Navarro’s actions caused El Cochinito to incur debts of more than $700,000, his mother claims in the suit.

Gladys Navarro did not immediately respond to a request for comment Friday. Nor did her lawyer.

The suit claims that in addition to opening Café Tropical, Navarro used money from their El Cochinito business to open Bolita, an East Hollywood bar.

“Daniel did not discuss the decision to open Bolita, nor did he receive authority or consent from Gladys and Natalie to do so,” court documents show.

A letter from Gladys Navarro’s lawyer to her son in April 2022 states that Daniel Navarro, along with a business partner, Jonathan Rubinstein, who is also a defendant in the lawsuit, must account for $2.5 million that had either been spent or transferred from company to company.

The parties agreed to a settlement in May in which Navarro would pay his mother $350,000 and in exchange, she and his sister would transfer their stock in the company to Navarro, according to court documents. But Navarro did not make the July payment date.

A judge on Wednesday ordered that Navarro pay his mother $366,000. He shut down Café Tropical and El Cochinito the day before. Bar Bolita announced Wednesday it would close permanently as well.

Daniel Navarro and Natalie Navarro did not immediately respond to requests for comment Friday.

On top of the family dispute, Café Tropical was hit with another lawsuit alleging the restaurant failed to pay more than $38,000 in rent over the last year.

Monthly rent for the restaurant was about $17,400, according to the suit filed last month by Mangos Worldwide LLC.

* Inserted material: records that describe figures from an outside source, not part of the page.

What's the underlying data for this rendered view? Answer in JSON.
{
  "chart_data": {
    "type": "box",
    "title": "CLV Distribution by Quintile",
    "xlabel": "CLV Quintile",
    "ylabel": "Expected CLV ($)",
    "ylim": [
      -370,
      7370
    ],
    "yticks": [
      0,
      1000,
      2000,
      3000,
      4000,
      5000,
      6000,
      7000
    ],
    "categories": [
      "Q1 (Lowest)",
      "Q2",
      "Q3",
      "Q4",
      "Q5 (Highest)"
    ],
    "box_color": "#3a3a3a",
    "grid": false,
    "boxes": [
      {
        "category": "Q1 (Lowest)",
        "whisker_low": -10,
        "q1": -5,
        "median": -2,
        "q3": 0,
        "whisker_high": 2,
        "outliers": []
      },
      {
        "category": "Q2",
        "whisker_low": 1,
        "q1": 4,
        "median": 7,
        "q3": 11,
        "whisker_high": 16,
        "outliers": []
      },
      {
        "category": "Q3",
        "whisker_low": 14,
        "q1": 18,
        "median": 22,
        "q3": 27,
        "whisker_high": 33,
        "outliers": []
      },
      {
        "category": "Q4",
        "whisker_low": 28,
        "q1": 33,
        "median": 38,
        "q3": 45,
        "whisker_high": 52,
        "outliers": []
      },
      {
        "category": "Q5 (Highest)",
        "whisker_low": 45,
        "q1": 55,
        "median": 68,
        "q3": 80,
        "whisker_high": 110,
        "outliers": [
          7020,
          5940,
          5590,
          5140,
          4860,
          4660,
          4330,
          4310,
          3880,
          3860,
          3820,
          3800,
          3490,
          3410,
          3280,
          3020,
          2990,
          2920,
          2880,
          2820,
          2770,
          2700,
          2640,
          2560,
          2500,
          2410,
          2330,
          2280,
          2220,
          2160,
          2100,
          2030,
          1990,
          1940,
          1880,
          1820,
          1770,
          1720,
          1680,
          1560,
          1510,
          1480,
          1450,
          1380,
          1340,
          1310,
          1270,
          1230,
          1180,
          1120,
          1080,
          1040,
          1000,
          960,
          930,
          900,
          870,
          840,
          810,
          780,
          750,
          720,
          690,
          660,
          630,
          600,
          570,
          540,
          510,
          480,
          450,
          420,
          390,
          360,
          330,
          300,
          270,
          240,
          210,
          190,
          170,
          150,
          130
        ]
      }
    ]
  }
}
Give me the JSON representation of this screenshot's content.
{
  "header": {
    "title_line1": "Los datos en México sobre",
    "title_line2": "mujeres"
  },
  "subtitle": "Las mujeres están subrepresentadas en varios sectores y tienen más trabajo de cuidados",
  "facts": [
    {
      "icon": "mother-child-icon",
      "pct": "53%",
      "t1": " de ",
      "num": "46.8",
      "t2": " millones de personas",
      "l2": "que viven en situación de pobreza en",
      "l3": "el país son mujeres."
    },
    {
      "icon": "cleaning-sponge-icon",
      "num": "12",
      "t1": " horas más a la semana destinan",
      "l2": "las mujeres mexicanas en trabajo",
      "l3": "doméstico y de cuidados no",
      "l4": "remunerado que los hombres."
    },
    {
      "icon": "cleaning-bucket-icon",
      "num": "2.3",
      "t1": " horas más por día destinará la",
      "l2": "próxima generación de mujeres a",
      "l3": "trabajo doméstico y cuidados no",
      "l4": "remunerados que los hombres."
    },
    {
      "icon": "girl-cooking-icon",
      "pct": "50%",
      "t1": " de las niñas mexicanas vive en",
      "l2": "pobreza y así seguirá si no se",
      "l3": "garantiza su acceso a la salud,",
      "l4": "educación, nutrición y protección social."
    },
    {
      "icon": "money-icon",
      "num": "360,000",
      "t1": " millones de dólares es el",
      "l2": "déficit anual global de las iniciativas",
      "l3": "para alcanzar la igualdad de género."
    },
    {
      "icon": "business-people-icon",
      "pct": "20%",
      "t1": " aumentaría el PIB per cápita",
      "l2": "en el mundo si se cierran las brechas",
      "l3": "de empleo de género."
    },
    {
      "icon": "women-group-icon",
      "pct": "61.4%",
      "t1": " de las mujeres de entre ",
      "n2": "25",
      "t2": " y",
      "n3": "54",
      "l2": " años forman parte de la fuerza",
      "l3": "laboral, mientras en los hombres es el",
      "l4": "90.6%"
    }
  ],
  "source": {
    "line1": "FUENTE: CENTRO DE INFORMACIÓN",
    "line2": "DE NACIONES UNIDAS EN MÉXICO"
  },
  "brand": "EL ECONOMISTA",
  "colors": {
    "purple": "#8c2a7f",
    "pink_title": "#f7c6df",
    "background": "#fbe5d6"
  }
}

Mangos Worldwide served Café Tropical with a “Notice to Pay Rent or Surrender Possession” on Nov. 11, which required the restaurant to either pay the owed rent or move out of the building three days after receiving the notice, the suit says.

Café Tropical failed to pay the back rent and did not move out, the landlord claimed in the suit, which was filed Nov. 17.

Times staff writer Lucas Kwan Peterson contributed to this report.